Nana Gyamfi, a lawyer with the group Justice Warriors for Black Lives, has been advising the students who faced charges. She called the college's actions "completely outrageous" and said that the students were being punished by the college "to intimidate and to bully" them.
She said that the protest was “warranted” because of Mac Donald's views. "This particular person is a person who has expressed her antagonism toward Black Lives Matter" and "has been giving excuses for extrajudicial killings of black people," she said.
Gyamfi said that Mac Donald’s free speech was not limited in any way, in that she was able to give her talk online. "What free speech rights did the students prevent? Did they jump up in her speech? Did they grab her and pull her aside? She could talk all day long." Asked about the students who wanted to hear Mac Donald, Gyamfi said that "there is no right to hear someone speak."
The real issue, Gyamfi said, is that Claremont McKenna is not committed to diversity. "They need to understand what it means to be diverse, that it's not about having a quota of marginalized people to say 'we have black people' and 'we have brown people.'" Real diversity is about "creating safe spaces" where students feel respected. She said that Claremont McKenna's leaders should enroll in a course she teaches at California State University, Los Angeles, called Race, Activism and Emotions if they want to understand how it was wrong to permit Mac Donald to be scheduled to give a lecture on campus.
That Mac Donald has criticized the Black Lives Matter movement is not in dispute. Mac Donald, a fellow at the Manhattan Institute, attracted controversy after the 2016 publication of her book The War on Cops.

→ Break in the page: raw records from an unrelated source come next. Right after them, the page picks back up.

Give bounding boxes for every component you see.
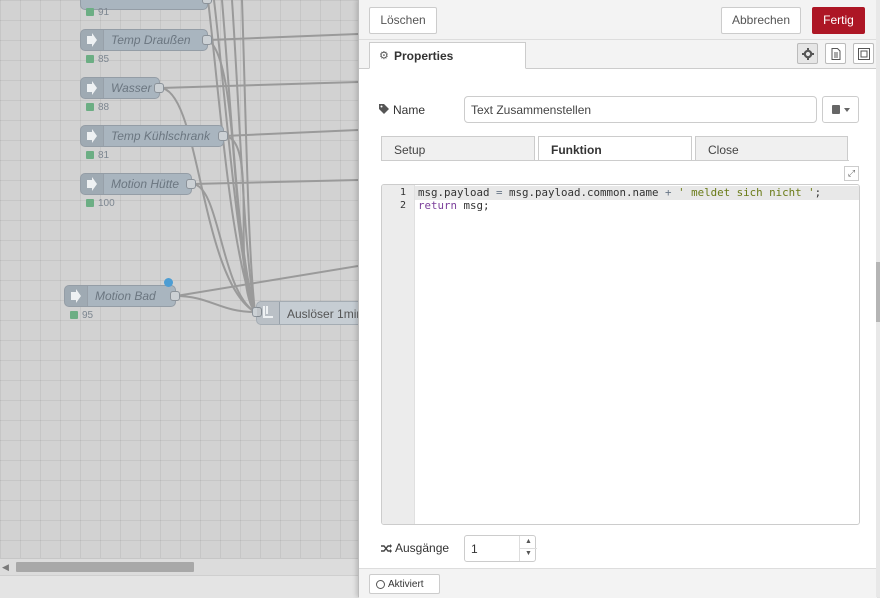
tray-footer: Aktiviert [359, 568, 877, 598]
node-motion-bad[interactable]: Motion Bad [64, 285, 180, 307]
tab-properties[interactable]: ⚙ Properties [369, 42, 526, 69]
node-status: 95 [70, 310, 93, 321]
code-line: msg.payload = msg.payload.common.name + … [418, 186, 822, 199]
node-status: 91 [86, 7, 109, 18]
file-icon [831, 48, 841, 60]
node-status: 88 [86, 102, 109, 113]
output-port[interactable] [154, 83, 164, 93]
enabled-toggle[interactable]: Aktiviert [369, 574, 440, 594]
circle-icon [376, 580, 385, 589]
line-number: 1 [399, 187, 406, 198]
status-dot-icon [86, 103, 94, 111]
scrollbar-thumb[interactable] [16, 562, 194, 572]
arrow-icon [81, 126, 104, 146]
horizontal-scrollbar[interactable]: ◀ [0, 558, 358, 575]
tag-icon [379, 103, 389, 117]
node-status: 85 [86, 54, 109, 65]
name-label: Name [379, 103, 425, 117]
tab-close[interactable]: Close [695, 136, 848, 161]
output-port[interactable] [218, 131, 228, 141]
output-port[interactable] [202, 0, 212, 4]
delete-button[interactable]: Löschen [369, 7, 437, 34]
description-tab-button[interactable] [825, 43, 846, 64]
gear-icon: ⚙ [379, 50, 389, 62]
code-editor[interactable]: 1 2 msg.payload = msg.payload.common.nam… [381, 184, 860, 525]
library-button[interactable] [822, 96, 859, 123]
outputs-label: Ausgänge [381, 541, 449, 555]
shuffle-icon [381, 541, 395, 555]
output-port[interactable] [186, 179, 196, 189]
arrow-icon [81, 174, 104, 194]
tab-funktion[interactable]: Funktion [538, 136, 692, 161]
status-dot-icon [86, 151, 94, 159]
spin-down-icon[interactable]: ▼ [520, 548, 537, 560]
output-port[interactable] [170, 291, 180, 301]
scroll-left-icon[interactable]: ◀ [2, 562, 9, 573]
status-dot-icon [86, 199, 94, 207]
done-button[interactable]: Fertig [812, 7, 865, 34]
arrow-icon [81, 78, 104, 98]
appearance-tab-button[interactable] [853, 43, 874, 64]
trigger-icon [257, 302, 280, 324]
expand-icon[interactable]: ⤢ [844, 166, 859, 181]
output-port[interactable] [202, 35, 212, 45]
name-input[interactable] [464, 96, 817, 123]
line-gutter: 1 2 [382, 185, 415, 524]
gear-icon [802, 48, 814, 60]
tray-tabs: ⚙ Properties [359, 40, 877, 69]
tab-divider [381, 160, 849, 161]
outputs-row: Ausgänge ▲ ▼ [381, 535, 681, 562]
node-motion-huette[interactable]: Motion Hütte [80, 173, 196, 195]
caret-down-icon [844, 108, 850, 112]
status-dot-icon [70, 311, 78, 319]
book-icon [832, 105, 840, 114]
status-dot-icon [86, 8, 94, 16]
node-ausloeser[interactable]: Auslöser 1min [252, 301, 358, 325]
outputs-spinner: ▲ ▼ [519, 536, 537, 561]
tray-header: Löschen Abbrechen Fertig [359, 0, 877, 40]
code-line: return msg; [418, 199, 490, 212]
layout-icon [858, 48, 870, 60]
scrollbar-thumb[interactable] [876, 262, 880, 322]
node-temp-draussen[interactable]: Temp Draußen [80, 29, 212, 51]
wires [159, 0, 358, 313]
node-wasser[interactable]: Wasser [80, 77, 164, 99]
workspace-canvas[interactable]: 91 Temp Draußen 85 Wasser 88 Temp Kühlsc… [0, 0, 358, 575]
settings-tab-button[interactable] [797, 43, 818, 64]
node-temp-kuehlschrank[interactable]: Temp Kühlschrank [80, 125, 228, 147]
node-status: 81 [86, 150, 109, 161]
node-status: 100 [86, 198, 115, 209]
tab-setup[interactable]: Setup [381, 136, 535, 161]
status-dot-icon [86, 55, 94, 63]
name-row: Name [379, 96, 869, 124]
changed-marker [164, 278, 173, 287]
arrow-icon [81, 30, 104, 50]
vertical-scrollbar[interactable] [876, 0, 880, 597]
line-number: 2 [399, 200, 406, 211]
cancel-button[interactable]: Abbrechen [721, 7, 801, 34]
edit-tray: Löschen Abbrechen Fertig ⚙ Properties Na… [358, 0, 877, 598]
arrow-icon [65, 286, 88, 306]
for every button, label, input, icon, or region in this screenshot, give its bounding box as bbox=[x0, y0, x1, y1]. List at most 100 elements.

In the book, she criticizes the Black Lives Matter movement and says criminals have been "emboldened" by the scrutiny of police shootings. She writes that police are the single group in society protecting black people from "criminals and gangbangers" and that the police deserve more support, not more scrutiny. She says that she is not racist and in fact is an advocate for black people who live in neighborhoods that are unsafe due to crime.
In an interview Monday after the punishments were announced, Mac Donald said that she was "glad some students were being held responsible" and that some of the punishments were significant. She noted that many more students who participated appear unlikely to be punished. She also said that she appreciated that Claremont McKenna leaders have spoken out about the value of free speech.
But Mac Donald added that the idea that her views on Black Lives Matter would justify a protest to block her from speaking was "an amazing proposition," and a dangerous one. Even if Black Lives Matter was a worthy organization, which Mac Donald offered as a hypothetical with which she disagrees, "I don't know how one could begin to justify an argument that any social movement is beyond criticism."
She also reiterated her view that students need to ask questions about Black Lives Matter. The organization and its supporters, she said, "show indifference to the thousands of black lives taken every year by street crime."